Ab urbe condita

Titus Livius (Livy)

Livy. History of Rome, Volumes 1-2. Roberts, Canon, Rev, translator. London, New York: J. M. Dent and Sons; E. P. Dutton and Co., 1912.

Other consuls, they said, had either flattered the plebs by betraying the authority and privileges of the patricians, or, by insisting too harshly upon the rights of their order, had intensified the opposition of the masses. Titus Quinctius, in his speech, had kept in view the authority of the senate, the concord of the two orders, and, above all, the circumstances of the hour.

They begged him and his colleague to take over the conduct of public affairs, and appealed to the tribunes to be of one mind with the consuls in wishing to see the war rolled back from the walls of the City, and inducing the plebs, at such a crisis, to yield to the authority of the senate. Their common fatherland was, they declared, calling on the tribunes and imploring their aid now that their fields were ravaged and the City all but attacked.

By universal consent a levy was decreed and held.

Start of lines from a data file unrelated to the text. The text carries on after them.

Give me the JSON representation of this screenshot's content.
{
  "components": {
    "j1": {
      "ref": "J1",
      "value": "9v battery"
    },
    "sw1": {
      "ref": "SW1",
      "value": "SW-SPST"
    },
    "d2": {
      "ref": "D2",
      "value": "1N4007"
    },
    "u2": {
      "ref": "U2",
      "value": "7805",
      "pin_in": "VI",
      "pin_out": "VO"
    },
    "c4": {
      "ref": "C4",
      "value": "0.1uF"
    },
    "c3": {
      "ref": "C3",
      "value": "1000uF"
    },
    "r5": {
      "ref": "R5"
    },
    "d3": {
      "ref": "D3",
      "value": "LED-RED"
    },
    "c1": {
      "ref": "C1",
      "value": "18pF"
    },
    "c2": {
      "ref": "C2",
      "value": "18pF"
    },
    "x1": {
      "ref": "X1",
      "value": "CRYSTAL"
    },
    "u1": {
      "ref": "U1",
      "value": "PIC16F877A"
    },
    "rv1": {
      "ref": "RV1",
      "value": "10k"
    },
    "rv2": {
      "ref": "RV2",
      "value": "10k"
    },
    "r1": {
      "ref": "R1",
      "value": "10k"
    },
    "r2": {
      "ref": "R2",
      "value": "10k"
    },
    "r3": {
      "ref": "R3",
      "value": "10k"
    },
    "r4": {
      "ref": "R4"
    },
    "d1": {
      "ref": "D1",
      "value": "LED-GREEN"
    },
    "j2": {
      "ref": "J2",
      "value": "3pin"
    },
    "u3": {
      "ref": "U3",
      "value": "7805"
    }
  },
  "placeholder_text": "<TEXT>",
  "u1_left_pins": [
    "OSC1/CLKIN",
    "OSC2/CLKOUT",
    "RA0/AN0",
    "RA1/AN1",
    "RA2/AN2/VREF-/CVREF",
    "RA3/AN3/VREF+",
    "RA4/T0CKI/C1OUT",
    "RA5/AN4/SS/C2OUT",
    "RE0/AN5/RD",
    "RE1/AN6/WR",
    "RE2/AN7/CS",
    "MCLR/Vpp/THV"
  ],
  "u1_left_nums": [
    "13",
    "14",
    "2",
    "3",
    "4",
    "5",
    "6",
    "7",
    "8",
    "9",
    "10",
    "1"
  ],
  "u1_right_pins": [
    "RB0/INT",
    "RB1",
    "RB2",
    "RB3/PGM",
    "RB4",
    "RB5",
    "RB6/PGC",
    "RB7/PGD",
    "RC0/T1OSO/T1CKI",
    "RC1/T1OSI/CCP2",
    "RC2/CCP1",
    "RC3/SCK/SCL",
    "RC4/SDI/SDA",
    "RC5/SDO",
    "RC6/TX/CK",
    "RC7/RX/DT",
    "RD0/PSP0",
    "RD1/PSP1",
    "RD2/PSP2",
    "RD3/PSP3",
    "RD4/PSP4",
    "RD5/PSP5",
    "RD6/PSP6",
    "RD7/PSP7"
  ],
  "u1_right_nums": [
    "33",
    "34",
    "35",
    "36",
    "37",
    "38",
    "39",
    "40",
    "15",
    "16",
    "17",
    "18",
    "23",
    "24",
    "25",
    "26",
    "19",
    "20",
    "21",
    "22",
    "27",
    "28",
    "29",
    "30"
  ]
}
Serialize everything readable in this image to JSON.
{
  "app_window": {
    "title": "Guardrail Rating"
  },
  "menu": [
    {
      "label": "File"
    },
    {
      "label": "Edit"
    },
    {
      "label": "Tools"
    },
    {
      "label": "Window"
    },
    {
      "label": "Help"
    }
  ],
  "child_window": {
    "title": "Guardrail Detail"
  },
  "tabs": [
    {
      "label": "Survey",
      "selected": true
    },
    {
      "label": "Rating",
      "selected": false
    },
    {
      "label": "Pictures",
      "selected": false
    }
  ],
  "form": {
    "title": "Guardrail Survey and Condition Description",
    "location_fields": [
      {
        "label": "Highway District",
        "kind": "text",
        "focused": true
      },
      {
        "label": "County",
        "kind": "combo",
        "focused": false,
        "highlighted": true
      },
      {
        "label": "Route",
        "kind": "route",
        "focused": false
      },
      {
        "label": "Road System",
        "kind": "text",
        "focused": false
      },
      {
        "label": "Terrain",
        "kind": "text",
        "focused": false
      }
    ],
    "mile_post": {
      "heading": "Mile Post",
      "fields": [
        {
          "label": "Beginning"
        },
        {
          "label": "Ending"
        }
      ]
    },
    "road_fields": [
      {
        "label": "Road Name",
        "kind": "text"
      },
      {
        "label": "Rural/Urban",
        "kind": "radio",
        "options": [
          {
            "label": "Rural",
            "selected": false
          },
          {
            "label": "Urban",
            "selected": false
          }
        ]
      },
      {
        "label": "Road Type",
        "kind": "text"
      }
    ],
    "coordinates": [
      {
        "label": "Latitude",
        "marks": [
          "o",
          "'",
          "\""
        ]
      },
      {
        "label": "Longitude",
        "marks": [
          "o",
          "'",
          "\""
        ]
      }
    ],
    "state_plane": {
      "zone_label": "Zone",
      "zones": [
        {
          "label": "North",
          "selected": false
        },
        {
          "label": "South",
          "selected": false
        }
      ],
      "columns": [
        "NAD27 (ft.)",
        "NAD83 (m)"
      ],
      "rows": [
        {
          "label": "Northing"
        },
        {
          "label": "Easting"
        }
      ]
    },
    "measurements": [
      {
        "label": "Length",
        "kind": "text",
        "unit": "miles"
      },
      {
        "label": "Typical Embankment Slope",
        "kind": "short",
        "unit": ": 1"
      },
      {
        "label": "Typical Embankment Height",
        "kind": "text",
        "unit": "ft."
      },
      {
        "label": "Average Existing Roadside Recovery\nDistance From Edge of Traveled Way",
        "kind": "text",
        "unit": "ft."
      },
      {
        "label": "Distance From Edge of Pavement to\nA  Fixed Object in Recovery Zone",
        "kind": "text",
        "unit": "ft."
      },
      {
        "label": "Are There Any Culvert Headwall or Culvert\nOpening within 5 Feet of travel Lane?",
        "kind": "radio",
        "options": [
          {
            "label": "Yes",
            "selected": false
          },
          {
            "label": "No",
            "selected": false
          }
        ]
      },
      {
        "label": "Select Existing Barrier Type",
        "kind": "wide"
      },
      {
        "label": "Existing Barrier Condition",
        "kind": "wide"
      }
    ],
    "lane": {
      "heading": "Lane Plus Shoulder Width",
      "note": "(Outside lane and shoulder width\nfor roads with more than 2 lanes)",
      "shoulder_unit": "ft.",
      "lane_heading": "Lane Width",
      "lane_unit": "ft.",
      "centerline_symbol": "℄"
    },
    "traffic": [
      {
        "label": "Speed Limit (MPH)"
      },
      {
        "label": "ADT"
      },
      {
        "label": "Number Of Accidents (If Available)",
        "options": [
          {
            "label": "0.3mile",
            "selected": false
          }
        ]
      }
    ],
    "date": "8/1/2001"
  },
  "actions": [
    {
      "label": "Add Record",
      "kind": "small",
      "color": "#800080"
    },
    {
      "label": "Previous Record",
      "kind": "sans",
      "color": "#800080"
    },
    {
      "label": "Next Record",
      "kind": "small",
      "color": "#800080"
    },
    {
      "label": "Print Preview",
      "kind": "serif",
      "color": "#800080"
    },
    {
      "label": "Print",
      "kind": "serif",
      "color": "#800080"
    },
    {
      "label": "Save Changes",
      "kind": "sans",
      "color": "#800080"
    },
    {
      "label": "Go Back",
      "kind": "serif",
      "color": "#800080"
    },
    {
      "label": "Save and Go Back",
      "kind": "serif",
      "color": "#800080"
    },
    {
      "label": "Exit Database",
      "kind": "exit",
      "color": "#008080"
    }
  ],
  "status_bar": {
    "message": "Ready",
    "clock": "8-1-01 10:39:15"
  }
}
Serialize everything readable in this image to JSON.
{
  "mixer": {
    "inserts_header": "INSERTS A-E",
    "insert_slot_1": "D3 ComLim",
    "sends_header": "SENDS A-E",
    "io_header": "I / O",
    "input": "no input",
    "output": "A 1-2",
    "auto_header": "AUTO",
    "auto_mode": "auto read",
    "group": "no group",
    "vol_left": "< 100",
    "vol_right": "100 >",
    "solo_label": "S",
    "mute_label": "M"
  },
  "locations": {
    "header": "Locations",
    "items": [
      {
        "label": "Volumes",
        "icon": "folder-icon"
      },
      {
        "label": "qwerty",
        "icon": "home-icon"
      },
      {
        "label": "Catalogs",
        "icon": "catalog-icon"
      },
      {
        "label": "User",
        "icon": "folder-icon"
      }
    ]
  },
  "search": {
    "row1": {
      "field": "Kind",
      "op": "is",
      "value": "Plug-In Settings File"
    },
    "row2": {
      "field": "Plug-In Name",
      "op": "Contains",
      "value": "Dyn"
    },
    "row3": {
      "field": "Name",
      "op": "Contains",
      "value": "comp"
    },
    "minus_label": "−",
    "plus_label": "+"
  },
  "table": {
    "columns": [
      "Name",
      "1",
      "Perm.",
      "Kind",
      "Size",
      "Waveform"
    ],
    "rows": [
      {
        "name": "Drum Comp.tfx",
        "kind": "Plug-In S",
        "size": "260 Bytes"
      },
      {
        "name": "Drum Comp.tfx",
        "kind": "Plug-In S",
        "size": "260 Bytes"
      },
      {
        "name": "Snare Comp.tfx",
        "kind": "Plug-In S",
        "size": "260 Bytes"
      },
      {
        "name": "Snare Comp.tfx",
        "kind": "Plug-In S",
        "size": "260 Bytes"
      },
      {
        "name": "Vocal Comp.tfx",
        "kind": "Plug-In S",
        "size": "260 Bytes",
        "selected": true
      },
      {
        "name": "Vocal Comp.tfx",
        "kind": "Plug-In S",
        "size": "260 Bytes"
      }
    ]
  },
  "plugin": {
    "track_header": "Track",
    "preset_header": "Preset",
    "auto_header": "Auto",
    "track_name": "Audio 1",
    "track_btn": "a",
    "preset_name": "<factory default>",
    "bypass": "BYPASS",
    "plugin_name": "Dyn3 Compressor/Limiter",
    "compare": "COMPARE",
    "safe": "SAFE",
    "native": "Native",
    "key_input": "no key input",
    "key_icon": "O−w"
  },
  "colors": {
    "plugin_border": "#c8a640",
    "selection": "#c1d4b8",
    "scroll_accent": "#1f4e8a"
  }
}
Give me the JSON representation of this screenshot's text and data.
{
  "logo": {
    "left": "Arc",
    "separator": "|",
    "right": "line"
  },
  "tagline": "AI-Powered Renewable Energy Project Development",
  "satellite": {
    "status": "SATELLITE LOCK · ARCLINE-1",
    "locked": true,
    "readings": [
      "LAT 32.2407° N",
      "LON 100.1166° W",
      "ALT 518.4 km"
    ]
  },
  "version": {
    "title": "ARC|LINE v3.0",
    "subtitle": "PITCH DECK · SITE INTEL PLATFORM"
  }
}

The consuls gave public notice that there was no time for investigating claims for exemption, and all the men liable for service were to present themselves the next day in the Campus Martius.

When the war was over they would give time for inquiry into the cases of those who had not given in their names, and those who could not prove justification would be held to be deserters.

All who were liable to serve appeared on the following day. Each of the cohorts selected their own centurions, and two senators were placed in command of each cohort. We understand that these arrangements were so promptly carried out that the standards, which had been taken from the treasury and carried down to the Campus Martius by the quaestors in the morning, left the Campus at 10 o'clock that same day, and the army, a newly-raised one with only a few cohorts of veterans following as volunteers, halted at the tenth milestone.

The next day brought them within sight of the enemy, and they entrenched their camp close to the enemy's camp at Corbio.

The Romans were fired by anger and resentment; the enemy, conscious of their guilt after so many revolts, despaired of pardon. There was consequently no delay in bringing matters to an issue.

In the Roman army the two consuls possessed equal authority. Agrippa, however, voluntarily resigned the supreme command to his colleague —a very beneficial arrangement where matters of great importance are concerned —and the latter, thus preferred by the ungrudging self-suppression of his colleague, courteously responded by imparting to him his plans, and treating him in every way as his equal.

When drawn up in battle order, Quinctius commanded the right wing, Agrippa the left. The centre was assigned to Sp. Postumius Albus, lieutenant-general; the other lieutenant-general, P. Sulpicius, was given charge of the cavalry.

The infantry on the right wing fought splendidly, but met with stout resistance on the side of the Volscians.

P. Sulpicius with his cavalry broke the enemy's centre. He could have got back to the main body before the enemy reformed their broken ranks, but he decided to attack from the rear, and would have scattered the enemy in a moment, attacked as they were in front and rear, had not the cavalry of the Volscians and Aequi, adopting his own tactics, intercepted him and kept him for some time engaged.